De uitvoervergunning wordt op verzoek van de belanghebbende verstrekt:
- a)
door een bevoegde autoriteit van de lidstaat op het grondgebied waarvan het cultuurgoed zich op 1 januari 1993 wettig en definitief bevond;
- b)
of, vervolgens, door een bevoegde autoriteit van de lidstaat op het grondgebied waarvan het zich bevindt, na rechtmatige en definitieve verzending uit een andere lidstaat, na invoer uit een derde land, of na wederinvoer uit een derde land volgende op een rechtmatige verzending uit een lidstaat naar dat derde land.
Onverminderd lid 4 staat het de overeenkomstig de eerste alinea, onder a) of b), bevoegde lidstaat vrij voor de uitvoer van cultuurgoederen vermeld in het eerste en het tweede streepje van categorie A.1 van bijlage I geen uitvoervergunning op te leggen, wanneer deze goederen van beperkt archeologisch of wetenschappelijk belang zijn en mits zij niet rechtstreeks afkomstig zijn van opgravingen, vondsten of archeologische locaties in een lidstaat, en zij zich legaal op de markt bevinden.

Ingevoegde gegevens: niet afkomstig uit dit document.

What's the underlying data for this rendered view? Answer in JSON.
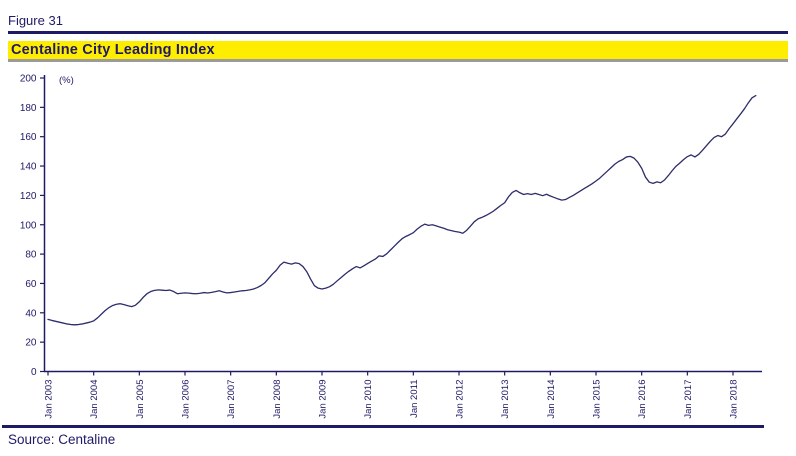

Voor de doeleinden van deze verordening kan de uitvoervergunning worden geweigerd, wanneer de betrokken cultuurgoederen in de desbetreffende lidstaat vallen onder een wettelijke regeling voor de bescherming van nationaal artistiek, historisch of archeologisch bezit.
Indien nodig neemt de in de eerste alinea, onder b), bedoelde bevoegde autoriteit contact op met de bevoegde autoriteiten van de lidstaat waaruit het betrokken cultuurgoed afkomstig is, met name de bevoegde autoriteiten als bedoeld in Richtlijn 93/7/EEG van de Raad van 15 maart 1993 betreffende de teruggave van cultuurgoederen die op onrechtmatige wijze buiten het grondgebied van een lidstaat zijn gebracht (1).
3.
De uitvoervergunning is in de gehele Gemeenschap geldig.
4.
Onverminderd het bepaalde in de leden 1, 2 en 3, is op de rechtstreekse uitvoer uit het douanegebied van de Gemeenschap van nationaal artistiek, historisch of archeologisch bezit dat niet onder cultuurgoederen in de zin van deze verordening valt, de nationale wetgeving van de lidstaat van uitvoer van toepassing.
Voetnoten
PB L 74 van 27.3.1993, blz. 74.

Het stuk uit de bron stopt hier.